Ayanna dropped her gaze again.

“Y’all was raised together. Why is mama sick, and you’re not?”

“I don’t have that answer. I told you how when pressures in life come, some folks break. It doesn’t mean they’re weaker, only that they’re built different. Something might break me, and not break you, and another thing might break you, but not me. Some people can go through a life of misery, and end up with a college degree, a happy marriage, and become a pillar of society. Others can have somebody call them a turd in school, and before you know it, they done blew up the whole building. We all have different triggers, and sometimes those triggers are due to chemical imbalances, not due to something we’ve decided all on our own. Lily doesn’t have a diagnosis, but that’s what she’s going to find out. Now come on. Be a big girl and come see your mama.”
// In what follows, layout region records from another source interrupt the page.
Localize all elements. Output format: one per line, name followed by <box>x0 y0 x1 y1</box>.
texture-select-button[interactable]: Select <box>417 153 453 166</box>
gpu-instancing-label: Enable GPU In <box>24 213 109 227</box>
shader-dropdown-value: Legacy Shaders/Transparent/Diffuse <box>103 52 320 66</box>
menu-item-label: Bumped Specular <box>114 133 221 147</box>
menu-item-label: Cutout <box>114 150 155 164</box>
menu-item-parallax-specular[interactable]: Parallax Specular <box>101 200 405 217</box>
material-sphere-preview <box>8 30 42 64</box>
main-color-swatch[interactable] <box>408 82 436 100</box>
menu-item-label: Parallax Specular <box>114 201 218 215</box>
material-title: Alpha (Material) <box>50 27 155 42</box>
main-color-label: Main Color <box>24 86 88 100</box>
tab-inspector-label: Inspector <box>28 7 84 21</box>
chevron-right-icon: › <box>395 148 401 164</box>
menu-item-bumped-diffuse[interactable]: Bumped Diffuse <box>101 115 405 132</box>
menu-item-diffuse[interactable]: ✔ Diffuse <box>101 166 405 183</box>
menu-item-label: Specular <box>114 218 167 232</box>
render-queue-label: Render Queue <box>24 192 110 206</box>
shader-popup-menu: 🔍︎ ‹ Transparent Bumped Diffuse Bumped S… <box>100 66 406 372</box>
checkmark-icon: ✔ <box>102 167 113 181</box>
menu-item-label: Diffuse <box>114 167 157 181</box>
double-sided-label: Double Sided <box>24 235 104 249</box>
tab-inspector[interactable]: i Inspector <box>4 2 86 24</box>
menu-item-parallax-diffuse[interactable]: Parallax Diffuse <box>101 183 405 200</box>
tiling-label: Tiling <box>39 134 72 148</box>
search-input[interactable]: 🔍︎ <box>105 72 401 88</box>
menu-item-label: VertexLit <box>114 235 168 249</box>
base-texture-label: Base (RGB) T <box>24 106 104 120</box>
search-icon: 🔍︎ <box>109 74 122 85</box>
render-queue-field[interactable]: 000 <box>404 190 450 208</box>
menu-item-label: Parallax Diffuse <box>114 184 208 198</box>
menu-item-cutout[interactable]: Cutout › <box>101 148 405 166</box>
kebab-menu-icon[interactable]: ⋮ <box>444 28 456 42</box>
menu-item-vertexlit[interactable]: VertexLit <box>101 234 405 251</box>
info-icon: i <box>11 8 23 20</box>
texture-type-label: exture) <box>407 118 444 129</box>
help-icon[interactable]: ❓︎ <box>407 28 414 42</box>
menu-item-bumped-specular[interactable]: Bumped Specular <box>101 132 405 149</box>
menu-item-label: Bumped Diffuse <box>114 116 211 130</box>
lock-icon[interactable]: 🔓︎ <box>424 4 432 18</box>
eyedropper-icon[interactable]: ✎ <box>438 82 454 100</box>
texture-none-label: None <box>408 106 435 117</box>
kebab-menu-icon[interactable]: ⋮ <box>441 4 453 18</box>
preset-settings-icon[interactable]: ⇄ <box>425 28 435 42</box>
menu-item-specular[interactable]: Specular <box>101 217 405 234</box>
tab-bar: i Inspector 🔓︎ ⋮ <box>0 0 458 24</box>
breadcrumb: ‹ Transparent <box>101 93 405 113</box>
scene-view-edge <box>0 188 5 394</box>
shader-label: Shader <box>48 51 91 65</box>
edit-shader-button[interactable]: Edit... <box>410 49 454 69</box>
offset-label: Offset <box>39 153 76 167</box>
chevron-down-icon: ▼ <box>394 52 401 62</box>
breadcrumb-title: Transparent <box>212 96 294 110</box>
Ayanna sniffed then nodded and got out of the car. The two of them walked up to the small four-unit apartment building, an old house that had been converted. Iris knocked on the door, then rang the bell. She waited for a moment or two, then did it again. After a while, the door opened, and there stood Lily. She was so thin. When she’d come over drunk the other night, she had layers of clothing on, so it was hard to tell, but now it was quite clear the woman was barely eating.

“Come in,” she said, her voice monotone and flat.